Premier enseignement de ce travail réalisé en partenariat par SPF, le réseau français des registres de cancers (Francim), l’Institut national du cancer (InCA) et les Hospices civils de Lyon : le nombre de nouveaux cas de cancer par an pour 100.000 habitants (incidence) a doublé entre 1990 et 2023, avec une augmentation de 98 % observée chez les hommes et de 104 % chez les femmes. Une hausse largement liée à l’accroissement de la population (qui compte pour 30 % de l’augmentation totale) et à son vieillissement (48 % chez les hommes, 27 % chez les femmes). Le reste relève de la hausse du risque, associé notamment aux comportements (consommation de tabac, d’alcool, alimentation déséquilibrée, sédentarité…), et de l’évolution des pratiques de diagnostic (un cancer peut être évité lorsque les cellules sont détectées au stade précancéreux et retirées). À noter que les chiffres portant sur la période 2019-2023 reposent sur des projections statistiques, les dernières données exploitées dans l’étude s’arrêtant à 2018.

Hommes et femmes, des évolutions différentes

Sur cette base, les experts en santé publique estiment à 433 136 le nombre de nouveaux cancers détectés en 2023, dont plus de la moitié (57 %) concerne des hommes. Chez ces derniers, le cancer de la prostate reste de loin le plus fréquent (59 885 cas, soit 24 % de tous les cancers), devant le poumon (14 %) et le cancer colorectal (11 %). Les femmes sont en priorité touchées par le cancer du sein (61 214 cas, soit 33 %), puis le cancer colorectal (11 %) et le poumon (10 %).

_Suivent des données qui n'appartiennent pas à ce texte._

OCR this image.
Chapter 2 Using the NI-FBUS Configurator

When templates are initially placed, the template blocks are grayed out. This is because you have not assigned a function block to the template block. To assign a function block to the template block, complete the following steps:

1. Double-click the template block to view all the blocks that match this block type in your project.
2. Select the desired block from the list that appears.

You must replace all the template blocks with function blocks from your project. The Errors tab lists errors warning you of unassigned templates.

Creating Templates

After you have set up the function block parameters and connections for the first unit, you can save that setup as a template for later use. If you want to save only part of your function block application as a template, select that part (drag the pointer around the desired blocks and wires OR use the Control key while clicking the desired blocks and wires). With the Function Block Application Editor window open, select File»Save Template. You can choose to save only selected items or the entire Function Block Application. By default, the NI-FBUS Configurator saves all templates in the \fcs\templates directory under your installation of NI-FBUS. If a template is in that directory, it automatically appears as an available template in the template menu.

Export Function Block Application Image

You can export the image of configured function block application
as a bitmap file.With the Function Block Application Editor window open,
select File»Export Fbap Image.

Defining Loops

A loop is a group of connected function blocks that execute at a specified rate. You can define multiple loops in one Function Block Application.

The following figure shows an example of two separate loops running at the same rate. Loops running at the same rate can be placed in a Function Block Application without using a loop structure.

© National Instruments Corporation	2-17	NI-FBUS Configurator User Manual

Mais l’évolution des habitudes de vie pourrait bouleverser cette hiérarchie. Les femmes fument de plus en plus, les hommes de moins en moins. L’écart entre les deux, autrefois très important, se réduit : il n’est plus désormais que de 4 points. Comme un cancer met du temps à apparaître après l’exposition au risque, les conséquences se feront vraisemblablement sentir plus tard. Mais d’ores et déjà, on peut voir que l’incidence globale des cancers a reculé dans la population masculine depuis 2010 (-0,3 % par an) alors qu’elle progresse chez les femmes (+0,4 %). Pour le poumon, des tumeurs très largement causées par la cigarette, l’écart de dynamiques est flagrant : +4,3 % annuels chez les femmes, mais -0,5 % chez les hommes. À ce rythme, «l’incidence du cancer du poumon chez les femmes pourrait rattraper celle des hommes», met en garde le Dr Florence Molinié, présidente de Francim. Pour la même raison, les cancers de l’ensemble lèvres-bouche-pharynx ou de l’œsophage sont aussi en augmentation dans la population féminine.

D’autres cancers liés à des facteurs de risque progressent, comme le mélanome causé par l’exposition aux UV (+2 % par an depuis 2010). En revanche, des améliorations sont constatées dans le cancer de l’estomac, des ovaires ou du col de l’utérus. Chez les hommes, devant le recul du cancer colorectal, les experts avancent plusieurs hypothèses. Le tabagisme et la consommation d’alcool, deux facteurs de risque, tendent à diminuer, quoique lentement. Le dépistage national organisé (à partir de 50 ans, tous les deux ans), qui permet de détecter des tumeurs pré-invasives, contribue aussi à «en faire disparaître» certains, souligne le Pr Norbert Ifrah, président de l’INCa, déplorant néanmoins «l’adhésion très modérée des Français» à la campagne.

L’impact inconnu du Covid

Reste un grand point d’interrogation : celui de l’impact de la pandémie de Covid et de la crise d’accès aux soins qui l’a accompagnée, puisque les données exploitées dans l’étude s’arrêtent à 2018. «Les tendances 1990-2023 présentées correspondent à l’évolution “au long cours” des cancers, traduisant l’évolution attendue (hors pandémie) du fait de l’évolution des facteurs de risque et de la démographie en France, expliquent les auteurs de l’étude du BEH. L’ampleur de ces perturbations n’est pas encore connue, mais une étude analysant les hospitalisations pour un nouveau cancer nous en donne toutefois un premier ordre de grandeur: cette étude indique que le nombre de personnes hospitalisées pour un nouveau cancer observé en 2020 est inférieur de 5% au nombre attendu hors crise sanitaire. Pour 2021, ce déficit d’hospitalisation est de 1% par rapport à l’attendu.» Les experts émettent toutefois l’hypothèse qu’après «des années perturbées par la pandémie (2020, 2021 et 2022), l’incidence aura retrouvé en 2023 son niveau attendu hors pandémie».